Obviously, the $(p_{k,n})$ family satisfies the same linear equation, and since $P$ is the sum of $p$ and $q$, we have for $n \ge2$, that $$5P_{k,n} = P_{k-1,n-2} + 4P_{k,n-1}$$

Together with the data that $P_{0,0} = 1, P_{0,1} = \frac 16, P_{1,1} = \frac 56$ this is enough to determine all those numbers.

Let $f(x,y)$ be the formal power series $$f(x,y)=\sum P_{k,n} x^k y^n$$ From the recurrence on $P$ we immediately have that in $(5-4y-xy^2)f(x,y)$, every coefficient vanish except the coefficients of $x^0y^0, x^0y^1, x^1y^1$, and so that $f(x,y)$ is the power series of the rational fraction $$\frac {30+y+5xy}{6(5-4y-xyy)}$$

We can check that doing the partial evaluation $x=1$ we get $$f(1,y) = \frac {30+6y}{6(5-4y-yy)} = \frac{6(5+y)}{6(5+y)(1-y)} = \frac 1 {1-y} = 1 + y + y^2 + \dots$$so for each $n$, all the probabilities $P_{k,n}$ sum to $1$.


If $E_n$ is the expectation of the number of occurences of 1 in $n$ throws then $$E_n = \sum k P_{k,n}$$so that $$\sum E_n y^n = \frac {df}{dx} (1,y)$$

We compute $$\frac{ df}{dx} = \frac {(5y)(5-4y-xyy)-(-yy)(30+y+5xy)}{6(5-4y-xyy)^2} = \frac {y(5+y)^2}{6(5-4y-xyy)^2}$$

Then evaluating this at $x=1$ we get $$\sum E_ny^n = \frac {y(5+y)^2}{6(5+y)^2(1-y)^2} = \frac y {6(1-y)^2} = \sum \frac n6 y^n$$

Thus $E_n = n/6$ which is as we expected.
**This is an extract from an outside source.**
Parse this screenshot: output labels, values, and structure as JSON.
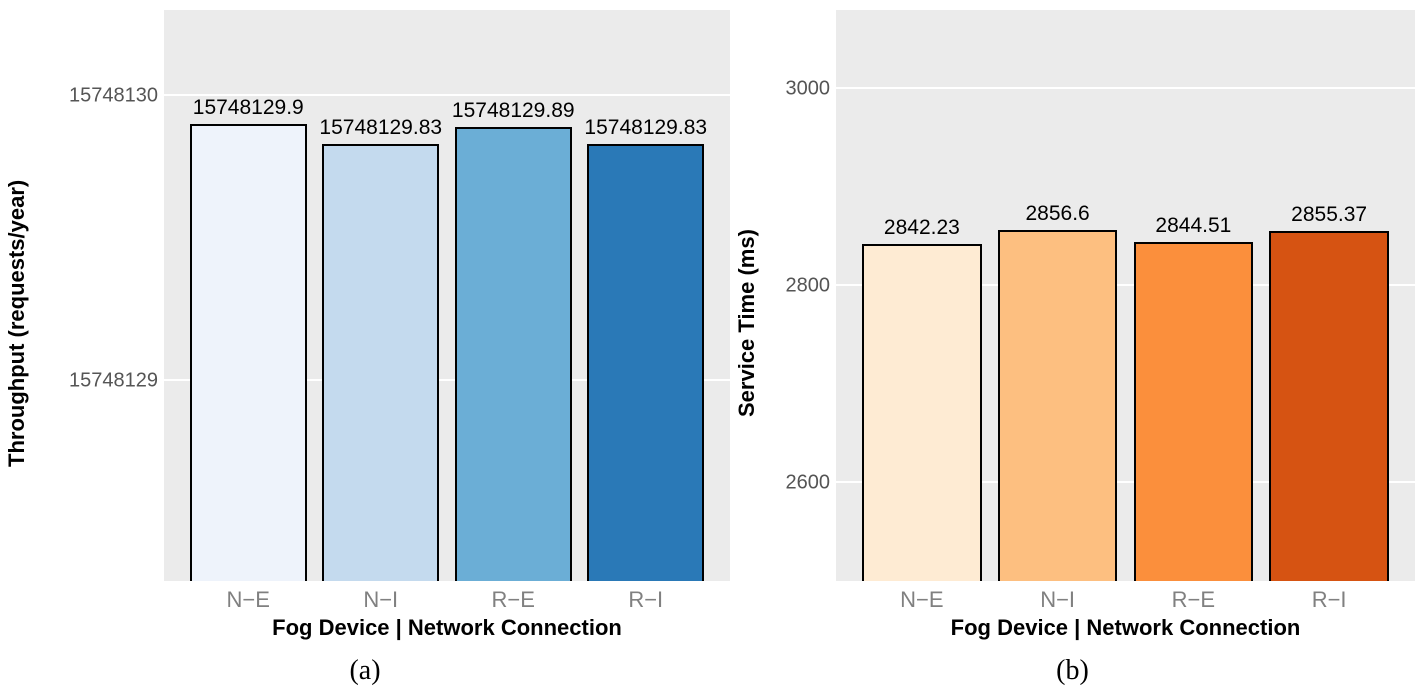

To compute the variance we need to compute the expectancy of the square of the number of occurences, that is, $F_n = \sum k^2 P_{k,n}$. Then $$\sum F_n y^n = \frac {d^2f}{dx^2}(1,y) + \frac {df}{dx}(1,y) = \frac{2y^3(5+y)^2}{6(5+y)^3(1-y)^3} + \frac y{6(1-y)^2} = \frac{2y^3+y(5+y)(1-y)}{6(5+y)(1-y)^3} = \frac{5y-4y^2+y^3}{6(5+y)(1-y)^3}$$

$$\sum E_n^2 y^n = \sum \frac 1{36} n^2y^n = \frac {y(1+y)}{36(1-y)^3}$$

Computing their difference gives the variance :

$$\sum V_n y^n = \frac {30y-24y^2+6y^3-y(1+y)(5+y)} {36(5+y)(1-y)^3} = \frac {5y(5-6y+y^2)}{36(5+y)(1-y)^3} = \frac {5y(5-y)}{36(5+y)(1-y)^2} \sim_{y=1} \frac {20}{216(1-y)^2}$$

Doing the partial fraction decomposition gives a formula $$V_n = \frac {50}{1296} + \frac{20}{216}n - \frac {50}{1296}(-1/5)^n$$


I expect that after renormalization, your random variable (number of 1s obtained in $n$ throws) converges in law to a gaussian variable as $n \to \infty$.